Now we come to the big climax. The Doctor is regenerating and he doesn’t want to. But why? He declares sudden anxieties about changing. Anxieties we haven’t really seen before. When did we see this Doctor being so possessive about his current persona?

I understand that most Doctors likely prefer not to die, but to completely deny the change for the Doctor to continue with a new persona is just a bit odd. Capaldi’s Doctor has been generally kind, selfless, and loving. Thus he seems not to be the type to resent the idea of regenerating. Perhaps this will be explored at Christmas, but still, this sudden decision to make the Twelfth Doctor reluctant to regenerate was bizarre.

When he meets his original self in the snow, this is setting up for the Christmas special which, I suspect, will explore why the Doctor doesn’t want to change.

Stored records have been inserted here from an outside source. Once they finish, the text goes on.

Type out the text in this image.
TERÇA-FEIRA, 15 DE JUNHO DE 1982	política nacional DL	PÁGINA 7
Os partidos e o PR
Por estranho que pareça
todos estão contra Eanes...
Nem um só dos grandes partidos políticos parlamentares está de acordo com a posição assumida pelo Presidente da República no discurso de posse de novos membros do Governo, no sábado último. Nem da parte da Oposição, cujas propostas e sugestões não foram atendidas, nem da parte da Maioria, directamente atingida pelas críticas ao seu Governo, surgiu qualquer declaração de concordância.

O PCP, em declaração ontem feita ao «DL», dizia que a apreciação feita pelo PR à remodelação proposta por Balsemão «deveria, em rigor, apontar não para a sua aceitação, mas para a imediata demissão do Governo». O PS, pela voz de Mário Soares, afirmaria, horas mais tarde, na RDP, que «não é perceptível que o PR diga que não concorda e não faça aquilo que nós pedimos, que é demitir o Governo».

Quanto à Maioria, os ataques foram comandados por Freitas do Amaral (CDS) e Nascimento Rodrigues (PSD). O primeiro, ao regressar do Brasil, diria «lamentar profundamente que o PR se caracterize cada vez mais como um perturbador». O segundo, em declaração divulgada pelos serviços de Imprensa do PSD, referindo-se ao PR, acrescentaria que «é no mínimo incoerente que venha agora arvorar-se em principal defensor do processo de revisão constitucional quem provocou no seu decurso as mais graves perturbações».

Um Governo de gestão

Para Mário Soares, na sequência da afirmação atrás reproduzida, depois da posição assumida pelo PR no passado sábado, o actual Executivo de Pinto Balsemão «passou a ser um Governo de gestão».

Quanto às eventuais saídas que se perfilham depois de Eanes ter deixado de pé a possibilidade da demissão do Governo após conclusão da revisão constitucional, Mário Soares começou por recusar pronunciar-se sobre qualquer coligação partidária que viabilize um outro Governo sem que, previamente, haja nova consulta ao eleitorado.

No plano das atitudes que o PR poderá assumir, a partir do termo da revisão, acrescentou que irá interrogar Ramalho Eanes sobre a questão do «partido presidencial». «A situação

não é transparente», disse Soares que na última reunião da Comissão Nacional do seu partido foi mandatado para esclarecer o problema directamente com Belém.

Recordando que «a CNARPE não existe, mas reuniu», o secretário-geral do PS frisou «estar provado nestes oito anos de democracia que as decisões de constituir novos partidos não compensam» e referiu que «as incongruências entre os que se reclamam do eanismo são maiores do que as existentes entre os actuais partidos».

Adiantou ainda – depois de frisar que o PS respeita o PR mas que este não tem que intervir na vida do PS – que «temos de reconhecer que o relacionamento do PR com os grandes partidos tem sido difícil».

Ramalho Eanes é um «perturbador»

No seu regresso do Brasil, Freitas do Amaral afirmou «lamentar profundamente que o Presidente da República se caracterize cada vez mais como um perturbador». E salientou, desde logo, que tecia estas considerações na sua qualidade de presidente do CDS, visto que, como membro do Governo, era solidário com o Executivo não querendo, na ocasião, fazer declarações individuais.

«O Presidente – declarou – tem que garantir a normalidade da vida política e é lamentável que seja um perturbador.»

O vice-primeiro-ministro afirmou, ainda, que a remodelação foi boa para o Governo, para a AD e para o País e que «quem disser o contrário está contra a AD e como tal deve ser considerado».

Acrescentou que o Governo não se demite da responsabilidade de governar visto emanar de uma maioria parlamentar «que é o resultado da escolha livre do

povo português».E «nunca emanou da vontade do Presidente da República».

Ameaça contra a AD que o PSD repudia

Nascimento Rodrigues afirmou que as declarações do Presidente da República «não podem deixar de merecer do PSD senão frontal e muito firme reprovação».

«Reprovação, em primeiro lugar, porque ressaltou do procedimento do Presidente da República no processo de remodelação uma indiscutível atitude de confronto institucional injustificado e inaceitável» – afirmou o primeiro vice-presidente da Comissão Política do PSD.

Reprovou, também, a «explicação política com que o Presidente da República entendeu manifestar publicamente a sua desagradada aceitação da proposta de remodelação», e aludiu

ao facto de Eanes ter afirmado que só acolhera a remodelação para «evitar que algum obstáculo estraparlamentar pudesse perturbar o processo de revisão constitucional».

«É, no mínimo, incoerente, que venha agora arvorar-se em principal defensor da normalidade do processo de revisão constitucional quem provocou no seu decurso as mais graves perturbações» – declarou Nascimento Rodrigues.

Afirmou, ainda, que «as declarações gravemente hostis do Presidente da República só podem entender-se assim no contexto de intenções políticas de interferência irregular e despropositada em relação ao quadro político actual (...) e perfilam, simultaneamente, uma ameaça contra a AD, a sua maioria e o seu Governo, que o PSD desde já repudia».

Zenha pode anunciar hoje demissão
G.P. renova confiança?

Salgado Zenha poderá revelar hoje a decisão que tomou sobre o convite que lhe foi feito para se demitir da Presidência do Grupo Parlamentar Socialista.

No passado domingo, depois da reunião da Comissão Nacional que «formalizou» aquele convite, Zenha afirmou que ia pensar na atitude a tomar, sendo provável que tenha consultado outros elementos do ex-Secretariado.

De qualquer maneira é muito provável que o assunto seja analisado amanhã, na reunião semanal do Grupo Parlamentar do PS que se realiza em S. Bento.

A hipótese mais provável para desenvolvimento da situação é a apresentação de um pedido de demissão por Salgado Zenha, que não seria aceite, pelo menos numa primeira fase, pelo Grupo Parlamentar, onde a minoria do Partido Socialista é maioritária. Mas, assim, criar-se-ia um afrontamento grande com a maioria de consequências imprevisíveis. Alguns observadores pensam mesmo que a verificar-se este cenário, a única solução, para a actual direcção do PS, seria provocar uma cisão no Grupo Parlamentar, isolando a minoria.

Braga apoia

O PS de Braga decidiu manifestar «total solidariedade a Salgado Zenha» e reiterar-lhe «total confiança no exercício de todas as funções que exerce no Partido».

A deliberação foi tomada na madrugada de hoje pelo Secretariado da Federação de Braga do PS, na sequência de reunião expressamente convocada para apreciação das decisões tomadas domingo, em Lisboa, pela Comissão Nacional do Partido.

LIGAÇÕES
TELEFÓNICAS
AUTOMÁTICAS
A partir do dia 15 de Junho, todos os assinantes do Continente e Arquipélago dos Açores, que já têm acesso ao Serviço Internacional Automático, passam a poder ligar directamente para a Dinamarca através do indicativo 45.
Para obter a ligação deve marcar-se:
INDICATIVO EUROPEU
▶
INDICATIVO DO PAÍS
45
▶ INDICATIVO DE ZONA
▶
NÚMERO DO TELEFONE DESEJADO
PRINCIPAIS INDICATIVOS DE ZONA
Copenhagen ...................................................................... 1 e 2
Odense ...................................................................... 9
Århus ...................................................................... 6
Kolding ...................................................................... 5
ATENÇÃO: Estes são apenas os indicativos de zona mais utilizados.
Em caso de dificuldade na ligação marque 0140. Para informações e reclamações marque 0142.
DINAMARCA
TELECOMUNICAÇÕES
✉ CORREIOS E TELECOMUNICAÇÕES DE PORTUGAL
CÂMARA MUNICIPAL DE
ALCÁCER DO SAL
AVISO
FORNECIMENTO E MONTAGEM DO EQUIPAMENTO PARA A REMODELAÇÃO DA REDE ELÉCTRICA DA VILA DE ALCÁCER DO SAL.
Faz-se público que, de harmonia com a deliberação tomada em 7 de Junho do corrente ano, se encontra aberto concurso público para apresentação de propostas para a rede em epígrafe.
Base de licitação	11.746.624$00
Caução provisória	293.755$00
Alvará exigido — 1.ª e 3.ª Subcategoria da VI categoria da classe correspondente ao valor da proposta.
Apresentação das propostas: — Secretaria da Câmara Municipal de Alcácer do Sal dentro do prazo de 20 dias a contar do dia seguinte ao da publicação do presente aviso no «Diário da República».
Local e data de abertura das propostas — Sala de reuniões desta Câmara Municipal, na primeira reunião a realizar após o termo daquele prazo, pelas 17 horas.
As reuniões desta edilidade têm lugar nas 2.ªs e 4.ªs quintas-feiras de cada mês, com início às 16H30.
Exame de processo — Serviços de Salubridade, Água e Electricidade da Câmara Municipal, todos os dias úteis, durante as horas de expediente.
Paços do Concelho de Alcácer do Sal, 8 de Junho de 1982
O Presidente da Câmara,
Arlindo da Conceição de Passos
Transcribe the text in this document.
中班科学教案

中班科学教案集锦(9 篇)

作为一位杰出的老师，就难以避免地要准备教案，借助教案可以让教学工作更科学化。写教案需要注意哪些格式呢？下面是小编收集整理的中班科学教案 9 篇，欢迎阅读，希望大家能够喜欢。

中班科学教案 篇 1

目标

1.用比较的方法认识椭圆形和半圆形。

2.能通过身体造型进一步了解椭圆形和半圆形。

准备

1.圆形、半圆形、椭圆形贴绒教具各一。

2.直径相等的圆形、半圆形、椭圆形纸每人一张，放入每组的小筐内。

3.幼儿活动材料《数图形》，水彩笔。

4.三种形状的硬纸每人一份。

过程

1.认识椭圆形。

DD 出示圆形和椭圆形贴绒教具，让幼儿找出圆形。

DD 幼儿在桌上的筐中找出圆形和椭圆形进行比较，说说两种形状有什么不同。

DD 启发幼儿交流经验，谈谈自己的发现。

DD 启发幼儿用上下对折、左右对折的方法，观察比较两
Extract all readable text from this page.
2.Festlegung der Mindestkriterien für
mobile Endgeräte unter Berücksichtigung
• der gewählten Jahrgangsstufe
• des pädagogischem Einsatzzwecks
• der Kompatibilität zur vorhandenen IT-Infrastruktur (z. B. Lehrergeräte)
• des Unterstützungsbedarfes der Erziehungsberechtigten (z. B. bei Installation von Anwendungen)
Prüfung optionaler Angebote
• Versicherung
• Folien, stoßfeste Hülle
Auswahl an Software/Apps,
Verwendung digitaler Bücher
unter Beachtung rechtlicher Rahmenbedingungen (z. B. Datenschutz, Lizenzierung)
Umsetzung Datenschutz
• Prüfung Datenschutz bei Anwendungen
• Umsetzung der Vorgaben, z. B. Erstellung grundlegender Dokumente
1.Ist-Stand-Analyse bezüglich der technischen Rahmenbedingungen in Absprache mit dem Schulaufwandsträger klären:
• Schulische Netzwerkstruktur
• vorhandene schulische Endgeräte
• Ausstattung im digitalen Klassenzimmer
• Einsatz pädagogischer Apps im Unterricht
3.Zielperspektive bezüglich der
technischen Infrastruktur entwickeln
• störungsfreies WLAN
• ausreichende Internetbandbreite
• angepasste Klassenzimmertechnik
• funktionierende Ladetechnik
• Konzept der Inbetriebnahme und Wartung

Even so, it would have been nice to have had this set up before hand, because right now it comes across as out of character for this Doctor.

The Tenth had demonstrated and shown his unwillingness to change and how much he had loved his tenth persona. Thus, when his final ‘I don’t want to go’ line came, it was earned somewhat. Here it’s just off.

The Original

So we are set up for a Christmas Special featuring the first Doctor. David Bradley returns from An Adventure in Space and Time to reprise the roll (sort of). That is incredibly exciting and I very much am looking forward to it. And, of course, to who the next Doctor Will be.